PRINCETON — It’s a new year, full of challenges and opportunities, but no one knows what the future may hold. During these uncertain times, to whom can the average person look for guidance? Speaker Terry Lynch has had the opportunity to research some of this country’s most famous leaders and has found that not everything in the lives of our most prestigious American ran smoothly.
Lynch will present “Mistakes Happen: An Historical Guide to Overcoming Adversity” at the Princeton Public Library at 6:30 p.m. Tuesday. Let the past inspire the future as you learn that everything is on purpose, that you can’t let the little mistakes cloud the greatness to come, and that great leaders learn from their mistakes. This program is recommended for grades 6 through adults. Lynch has presented past programs at the Princeton library on Illinois inventors and Greek gods and heroes, and he is a vibrant speaker, entertaining as well as informative.

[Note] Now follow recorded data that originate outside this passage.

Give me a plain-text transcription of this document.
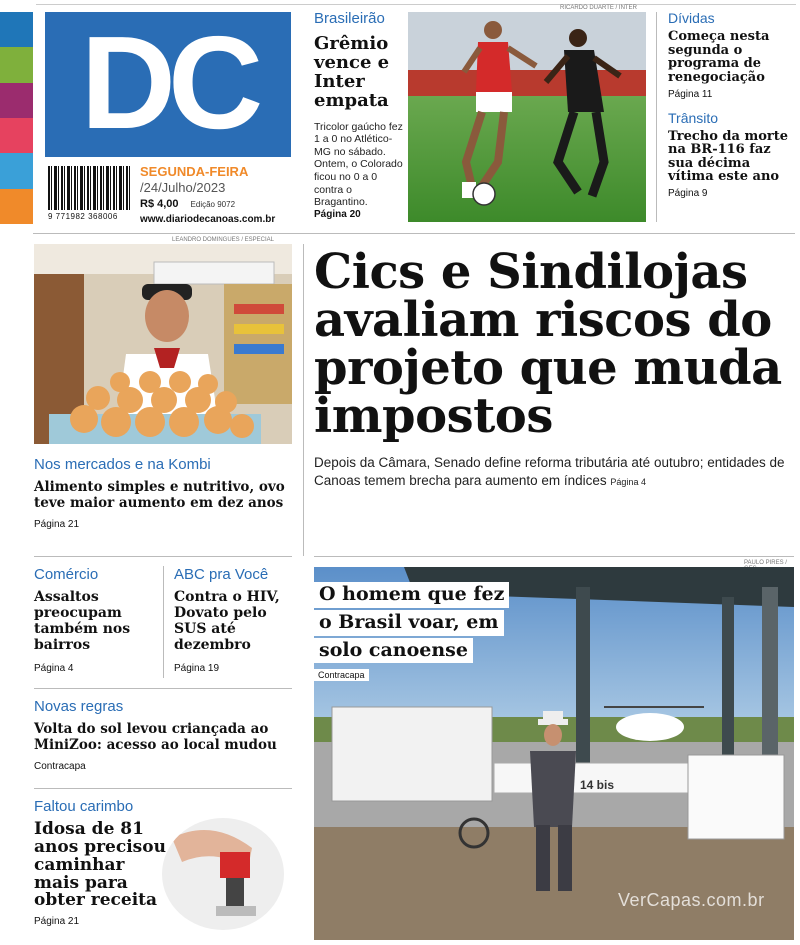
DC
9 771982 368006
SEGUNDA-FEIRA
/24/Julho/2023
R$ 4,00 Edição 9072
www.diariodecanoas.com.br
Brasileirão
Grêmio vence e Inter empata
Tricolor gaúcho fez 1 a 0 no Atlético-MG no sábado. Ontem, o Colorado ficou no 0 a 0 contra o Bragantino.
Página 20
RICARDO DUARTE / INTER
Dívidas
Começa nesta segunda o programa de renegociação
Página 11
Trânsito
Trecho da morte na BR-116 faz sua décima vítima este ano
Página 9
LEANDRO DOMINGUES / ESPECIAL
Nos mercados e na Kombi
Alimento simples e nutritivo, ovo teve maior aumento em dez anos
Página 21
Cics e Sindilojas avaliam riscos do projeto que muda impostos
Depois da Câmara, Senado define reforma tributária até outubro; entidades de Canoas temem brecha para aumento em índices Página 4
Comércio
Assaltos preocupam também nos bairros
Página 4
ABC pra Você
Contra o HIV, Dovato pelo SUS até dezembro
Página 19
Novas regras
Volta do sol levou criançada ao MiniZoo: acesso ao local mudou
Contracapa
Faltou carimbo
Idosa de 81 anos precisou caminhar mais para obter receita
Página 21
PAULO PIRES /
14 bis
O homem que fez
o Brasil voar, em
solo canoense
Contracapa
VerCapas.com.br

When the time of adversity involves wilderness survival, rope is an invaluable tool. Used for lashing shelters together, putting a string on a bow drill for fire-making, making a rope for a rolling snare trap, or simply as a nice necklace or bracelet, cordage has been primitive man’s best friend longer than the dog. So how did natives make this useful survival tool with only what they found in the wild? At 6:30 p.m. Jan. 24, Jason Thompson will present a program at the Princeton Public Library on the sources, technique and application of a skill all native peoples have in common: reverse-wrapped cordage. The program is intended for ages 11 to adult. Participants will learn firsthand the art of making natural cordage from local plants, and be able to take home the cordage that they’ve created. Thompson is a sixth grade literature and language arts teacher at Peru Parkside Middle School, trained through Tom Brown Jr.’s Tracking, Awareness and Wilderness Survival (Tracker) School and Eddie Starnater’s Practical Primitive, with more than 13 years of experience teaching native skills and tools to youth and adults throughout the northern Illinois and southern Wisconsin areas, as well as being independently contracted as a local tracker.